Mr. Wallace had returned to his house when Cyril called the next morning.

"Thinking over what you said last night, Cyril, I arrived at a pretty correct conclusion as to what had happened, though I thought not that it could be as bad as it was. I knew the object with which Mr. Harvey and his wife had come up to London, at a time when most men were fleeing from it. Their son has, ever since he came up three years ago, been a source of grievous trouble to them, as he was, indeed, for a long time previously. Some natures seem naturally to turn to evil, and this boy's was one of them. It may be that the life at home was too rigid and severe, and that he revolted against it. Certain it is that he took to evil courses and consorted with bad companions. Severity was unavailing. He would break out of the house at night and be away for days. He was drunken and dissolute.

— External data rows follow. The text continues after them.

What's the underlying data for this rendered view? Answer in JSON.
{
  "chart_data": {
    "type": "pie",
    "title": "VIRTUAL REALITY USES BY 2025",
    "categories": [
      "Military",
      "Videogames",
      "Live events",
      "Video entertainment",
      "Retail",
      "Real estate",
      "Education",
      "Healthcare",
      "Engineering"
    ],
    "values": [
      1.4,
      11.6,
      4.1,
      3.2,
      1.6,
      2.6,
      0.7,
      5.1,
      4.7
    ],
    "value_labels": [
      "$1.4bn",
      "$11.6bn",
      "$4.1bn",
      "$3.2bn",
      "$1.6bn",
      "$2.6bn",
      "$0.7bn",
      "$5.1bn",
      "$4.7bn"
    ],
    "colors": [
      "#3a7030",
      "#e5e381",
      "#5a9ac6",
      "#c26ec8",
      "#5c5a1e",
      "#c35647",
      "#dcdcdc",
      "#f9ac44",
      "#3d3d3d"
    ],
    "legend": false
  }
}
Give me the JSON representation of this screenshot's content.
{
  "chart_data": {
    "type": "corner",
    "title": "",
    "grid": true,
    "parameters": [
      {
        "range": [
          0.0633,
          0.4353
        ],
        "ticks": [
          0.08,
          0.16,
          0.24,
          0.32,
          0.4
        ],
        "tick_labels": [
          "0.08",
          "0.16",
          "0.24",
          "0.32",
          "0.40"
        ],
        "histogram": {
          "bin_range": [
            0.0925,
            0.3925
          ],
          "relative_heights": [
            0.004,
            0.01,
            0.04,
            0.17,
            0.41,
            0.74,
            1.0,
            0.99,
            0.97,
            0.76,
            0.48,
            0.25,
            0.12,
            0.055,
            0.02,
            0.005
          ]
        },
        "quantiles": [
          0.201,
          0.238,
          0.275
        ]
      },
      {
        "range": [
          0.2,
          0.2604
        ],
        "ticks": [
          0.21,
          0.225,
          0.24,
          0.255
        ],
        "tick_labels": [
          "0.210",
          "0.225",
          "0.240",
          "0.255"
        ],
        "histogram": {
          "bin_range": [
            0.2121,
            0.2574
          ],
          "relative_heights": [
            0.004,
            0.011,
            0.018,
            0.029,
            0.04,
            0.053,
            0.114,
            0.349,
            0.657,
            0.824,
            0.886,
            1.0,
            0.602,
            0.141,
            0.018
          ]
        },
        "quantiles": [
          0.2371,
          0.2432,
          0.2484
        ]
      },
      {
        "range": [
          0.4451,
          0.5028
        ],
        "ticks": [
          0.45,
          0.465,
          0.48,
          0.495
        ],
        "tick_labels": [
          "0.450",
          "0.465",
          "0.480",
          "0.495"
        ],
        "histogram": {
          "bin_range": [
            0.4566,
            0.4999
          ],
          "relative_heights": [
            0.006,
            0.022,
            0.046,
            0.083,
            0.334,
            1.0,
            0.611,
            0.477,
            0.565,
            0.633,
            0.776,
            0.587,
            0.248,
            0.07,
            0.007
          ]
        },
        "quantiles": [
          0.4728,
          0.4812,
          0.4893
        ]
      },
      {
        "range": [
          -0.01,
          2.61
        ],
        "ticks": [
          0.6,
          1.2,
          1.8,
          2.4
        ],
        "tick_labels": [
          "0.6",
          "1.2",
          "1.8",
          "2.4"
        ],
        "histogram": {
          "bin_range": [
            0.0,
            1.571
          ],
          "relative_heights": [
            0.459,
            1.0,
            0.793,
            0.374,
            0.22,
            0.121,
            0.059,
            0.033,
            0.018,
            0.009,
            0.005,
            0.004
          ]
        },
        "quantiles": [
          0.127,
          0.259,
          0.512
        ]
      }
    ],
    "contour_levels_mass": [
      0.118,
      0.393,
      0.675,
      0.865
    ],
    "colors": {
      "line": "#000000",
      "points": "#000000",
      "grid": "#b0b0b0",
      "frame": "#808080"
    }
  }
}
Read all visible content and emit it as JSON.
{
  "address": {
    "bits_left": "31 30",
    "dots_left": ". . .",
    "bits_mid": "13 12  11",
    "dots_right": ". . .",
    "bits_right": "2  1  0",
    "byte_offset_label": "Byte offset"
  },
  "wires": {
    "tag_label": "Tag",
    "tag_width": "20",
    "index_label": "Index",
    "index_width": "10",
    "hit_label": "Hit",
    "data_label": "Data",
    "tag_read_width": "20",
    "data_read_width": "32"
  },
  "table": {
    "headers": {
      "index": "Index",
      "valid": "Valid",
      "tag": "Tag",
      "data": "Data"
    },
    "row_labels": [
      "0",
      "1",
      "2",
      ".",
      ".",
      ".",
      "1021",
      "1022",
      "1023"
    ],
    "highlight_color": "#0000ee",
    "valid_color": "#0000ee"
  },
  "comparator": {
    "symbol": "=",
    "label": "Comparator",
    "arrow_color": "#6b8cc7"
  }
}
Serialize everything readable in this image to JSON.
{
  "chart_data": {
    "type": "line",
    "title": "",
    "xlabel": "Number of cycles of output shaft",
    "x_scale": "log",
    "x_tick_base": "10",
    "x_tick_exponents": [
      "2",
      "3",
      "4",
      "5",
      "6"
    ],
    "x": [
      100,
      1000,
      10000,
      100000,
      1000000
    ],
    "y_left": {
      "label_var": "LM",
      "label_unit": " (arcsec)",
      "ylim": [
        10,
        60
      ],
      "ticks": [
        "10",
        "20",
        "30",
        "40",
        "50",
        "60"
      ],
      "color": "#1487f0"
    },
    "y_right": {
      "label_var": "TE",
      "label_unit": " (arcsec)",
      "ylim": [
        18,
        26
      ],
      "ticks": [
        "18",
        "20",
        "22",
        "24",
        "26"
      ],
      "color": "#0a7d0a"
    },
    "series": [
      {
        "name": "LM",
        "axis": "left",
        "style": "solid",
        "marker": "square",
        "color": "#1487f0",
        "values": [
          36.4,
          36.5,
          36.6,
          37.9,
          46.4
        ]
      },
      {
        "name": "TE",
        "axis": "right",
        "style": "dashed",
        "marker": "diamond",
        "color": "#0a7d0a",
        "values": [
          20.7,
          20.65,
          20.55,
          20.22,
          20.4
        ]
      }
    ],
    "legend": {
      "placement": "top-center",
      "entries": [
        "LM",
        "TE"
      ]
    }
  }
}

"At last, just after a considerable sum of money had come into the house from the tenants' rents, he stole it, and went up to London. His name was not mentioned at home, though his father learnt from correspondents here that he had become a hanger-on of the Court, where, his father being a man of condition, he found friends without difficulty. He was a gambler and a brawler, and bore a bad reputation even among the riff-raff of the Court. His father learnt that he had disappeared from sight at the time the Court went to Oxford early in June, and his correspondent found that he was reported to have joined a band of abandoned ruffians, whose least crimes were those of robbery.

"When the Plague spread rapidly, Mr. Harvey and his wife determined to come up to London, to make one more effort to draw him from his evil courses. The only thing that they have been able to learn for certain was, that he was one of the performers in that wicked mockery the dance of death, but their efforts to trace him have otherwise failed.